League is a unit of distance long common in Europe and Latin America, although no longer an official unit in any nation.
The league expresses the distance a person, or a horse, can walk in 1 hour of time (usually about 3 miles or 5 kilometres).
In English units in the past couple of centuries or so, it was most often 3 nautical miles, or about 5.56 km (nautical miles varied slightly at different times and places). However, English language usage includes use of this word for any of the various leagues mentioned below, e.g., in discussing the Treaty of Tordesillas.
The league was used by Ancient Rome, which defined it as being 3 miles. The origin is the Persian parasang which came to the Romans via the Greek.
The Spanish League or Legua was originally set as a fixed unit of distance of 5000 varas, about 2.6 miles or 4.2 km.

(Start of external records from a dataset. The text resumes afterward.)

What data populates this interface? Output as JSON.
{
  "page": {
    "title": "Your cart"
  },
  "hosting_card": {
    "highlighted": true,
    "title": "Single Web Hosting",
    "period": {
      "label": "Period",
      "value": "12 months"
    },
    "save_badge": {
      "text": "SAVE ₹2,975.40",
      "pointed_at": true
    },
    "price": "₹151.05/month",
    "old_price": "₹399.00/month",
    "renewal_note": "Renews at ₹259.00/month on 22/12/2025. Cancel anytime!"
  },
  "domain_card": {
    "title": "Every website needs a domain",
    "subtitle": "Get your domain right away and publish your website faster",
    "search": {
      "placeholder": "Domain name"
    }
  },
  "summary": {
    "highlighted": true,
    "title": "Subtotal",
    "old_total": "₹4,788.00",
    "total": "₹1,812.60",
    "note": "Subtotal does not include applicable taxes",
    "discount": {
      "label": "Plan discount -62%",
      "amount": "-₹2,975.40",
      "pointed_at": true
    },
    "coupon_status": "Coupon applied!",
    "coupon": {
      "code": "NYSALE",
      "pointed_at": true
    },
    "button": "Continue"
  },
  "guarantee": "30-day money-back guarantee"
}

Officially the league was abolished by Philip II of Spain in 1568, but it is still in use unofficially in parts of Latin America, with exact meaning varying in different countries.

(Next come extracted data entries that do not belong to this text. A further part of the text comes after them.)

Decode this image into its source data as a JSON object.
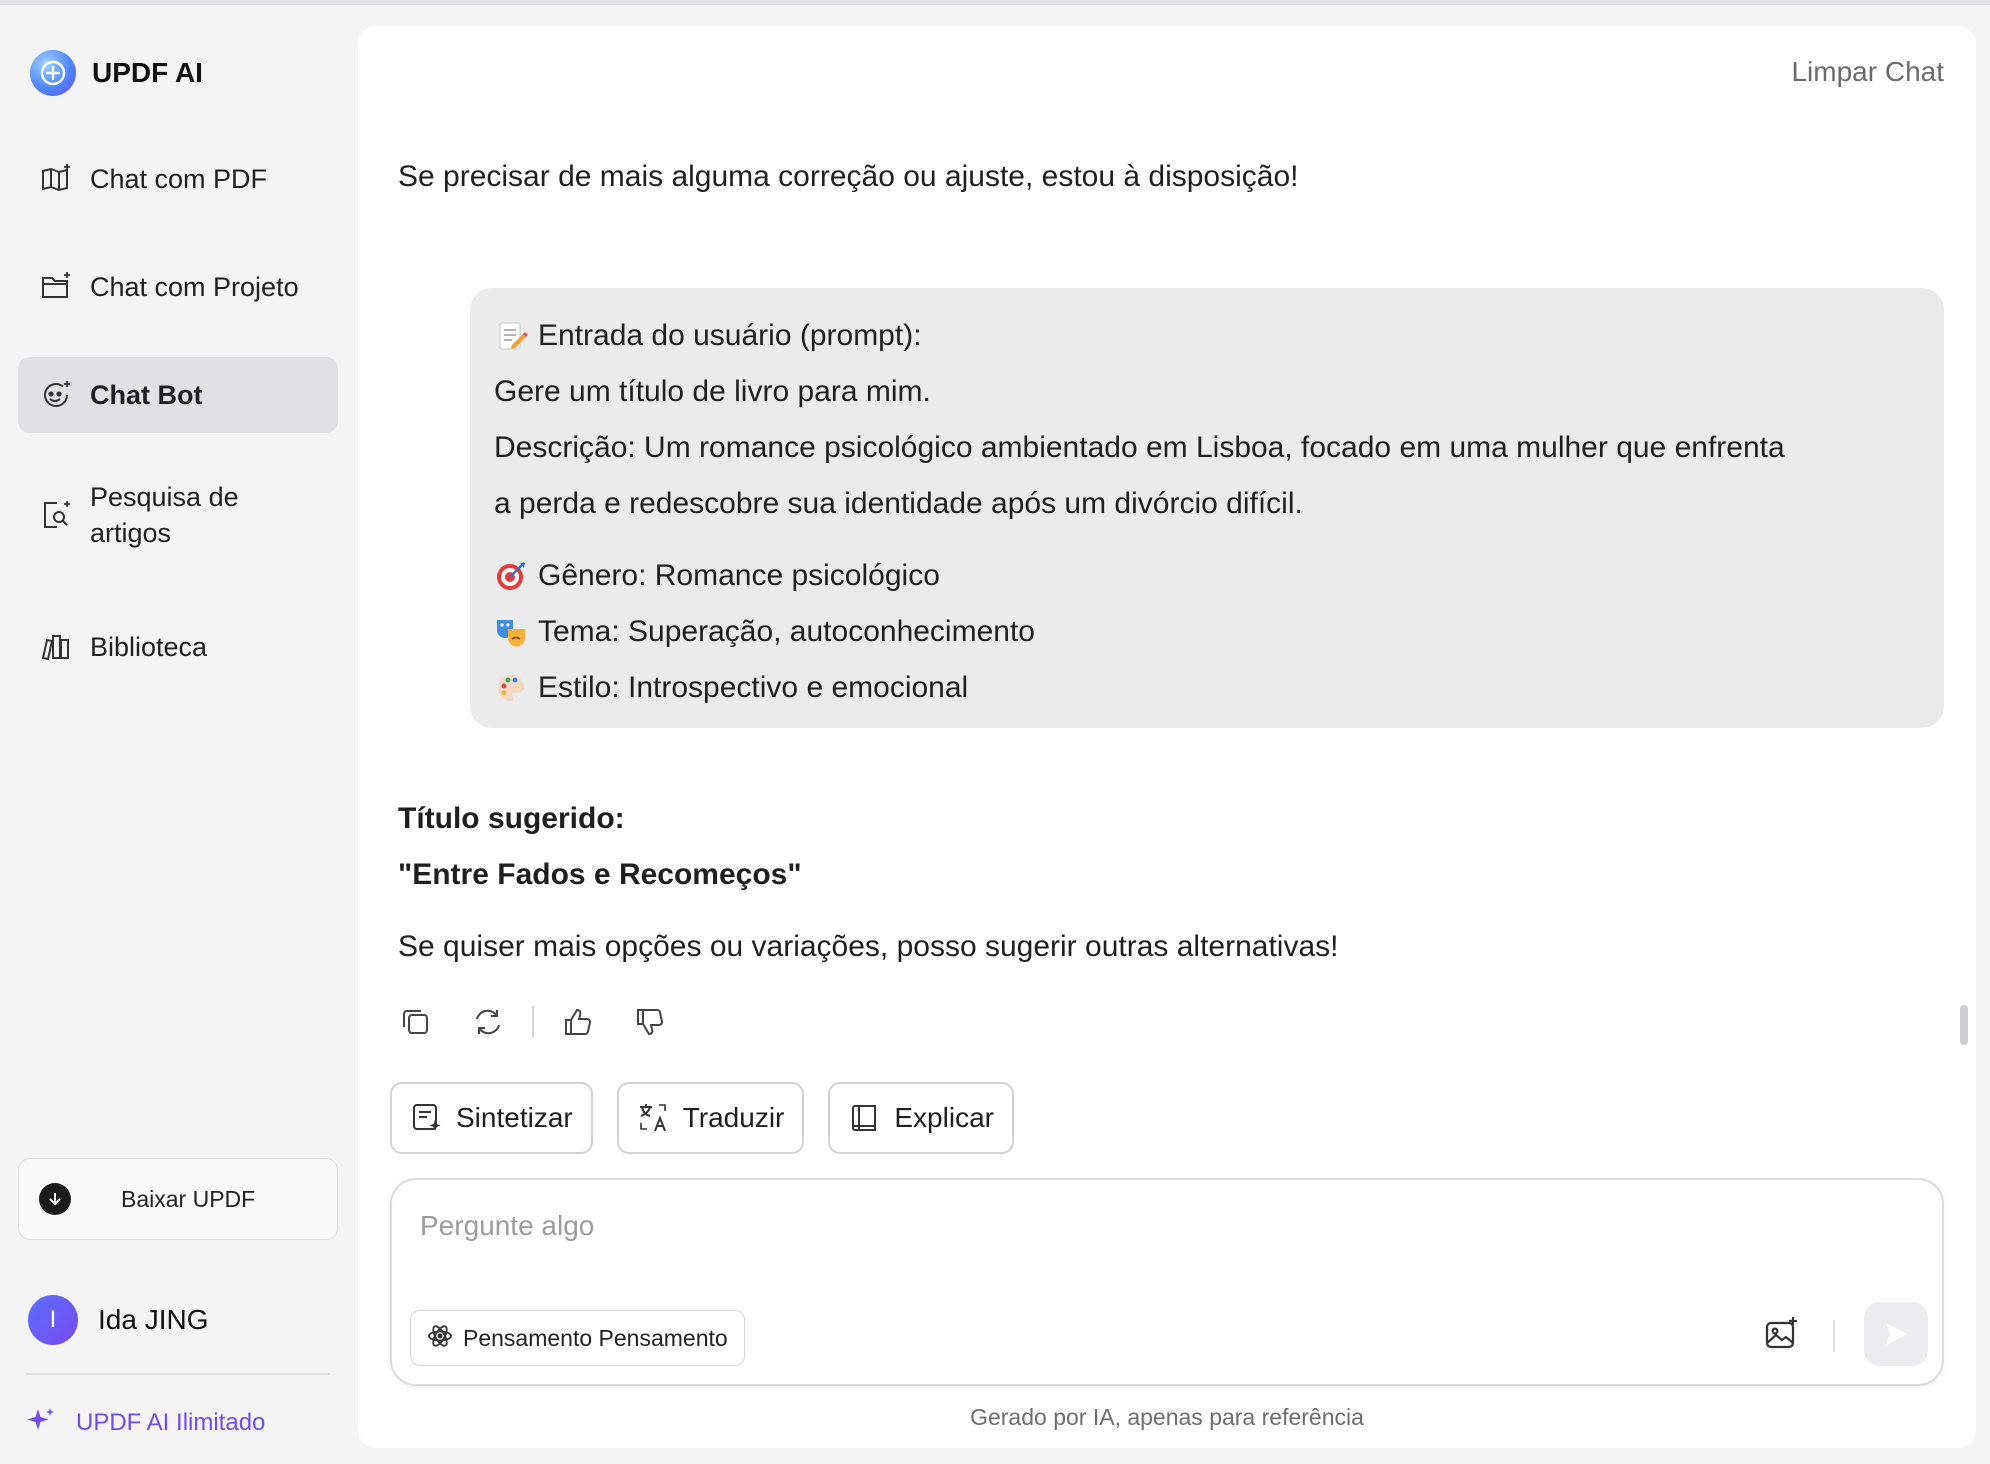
{
  "brand": {
    "name": "UPDF AI"
  },
  "sidebar": {
    "items": [
      {
        "label": "Chat com PDF",
        "icon": "book-sparkle-icon"
      },
      {
        "label": "Chat com Projeto",
        "icon": "folder-sparkle-icon"
      },
      {
        "label": "Chat Bot",
        "icon": "bot-icon",
        "active": true
      },
      {
        "label": "Pesquisa de artigos",
        "icon": "article-search-icon"
      },
      {
        "label": "Biblioteca",
        "icon": "library-icon"
      }
    ],
    "download_label": "Baixar UPDF",
    "user": {
      "initial": "I",
      "name": "Ida JING"
    },
    "upgrade_label": "UPDF AI Ilimitado"
  },
  "header": {
    "clear_chat": "Limpar Chat"
  },
  "chat": {
    "prev_reply_tail": "Se precisar de mais alguma correção ou ajuste, estou à disposição!",
    "user_prompt": {
      "heading": "Entrada do usuário (prompt):",
      "line1": "Gere um título de livro para mim.",
      "line2": "Descrição: Um romance psicológico ambientado em Lisboa, focado em uma mulher que enfrenta",
      "line3": "a perda e redescobre sua identidade após um divórcio difícil.",
      "genre": "Gênero: Romance psicológico",
      "theme": "Tema: Superação, autoconhecimento",
      "style": "Estilo: Introspectivo e emocional"
    },
    "reply": {
      "label": "Título sugerido:",
      "title": "\"Entre Fados e Recomeços\"",
      "follow_up": "Se quiser mais opções ou variações, posso sugerir outras alternativas!"
    }
  },
  "quick_actions": [
    {
      "label": "Sintetizar",
      "icon": "summarize-icon"
    },
    {
      "label": "Traduzir",
      "icon": "translate-icon"
    },
    {
      "label": "Explicar",
      "icon": "explain-book-icon"
    }
  ],
  "input": {
    "placeholder": "Pergunte algo",
    "value": "",
    "thinking_label": "Pensamento Pensamento"
  },
  "footer_note": "Gerado por IA, apenas para referência",
  "colors": {
    "accent": "#6f4de6",
    "active_bg": "#e1e1e3",
    "bubble_bg": "#ebebec"
  }
}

In Argentina a league is a distance of 5 km.
In Brazil the league has fallen into disuse, but it used to be described as equivalent to 6 km.
In Yucatan and other parts of rural Mexico the league is still commonly used in the original sense of the distance that can be covered on foot in an hour, so that a league along a good road on level ground is a greater distance than a league on a difficult path over rough terrain.
The French lieue exists in several variants, all in the neighborhood of 4 km. Its use overlapped the metric system for a while but is now long discontinued. The nautical league was worth 3 nautical miles.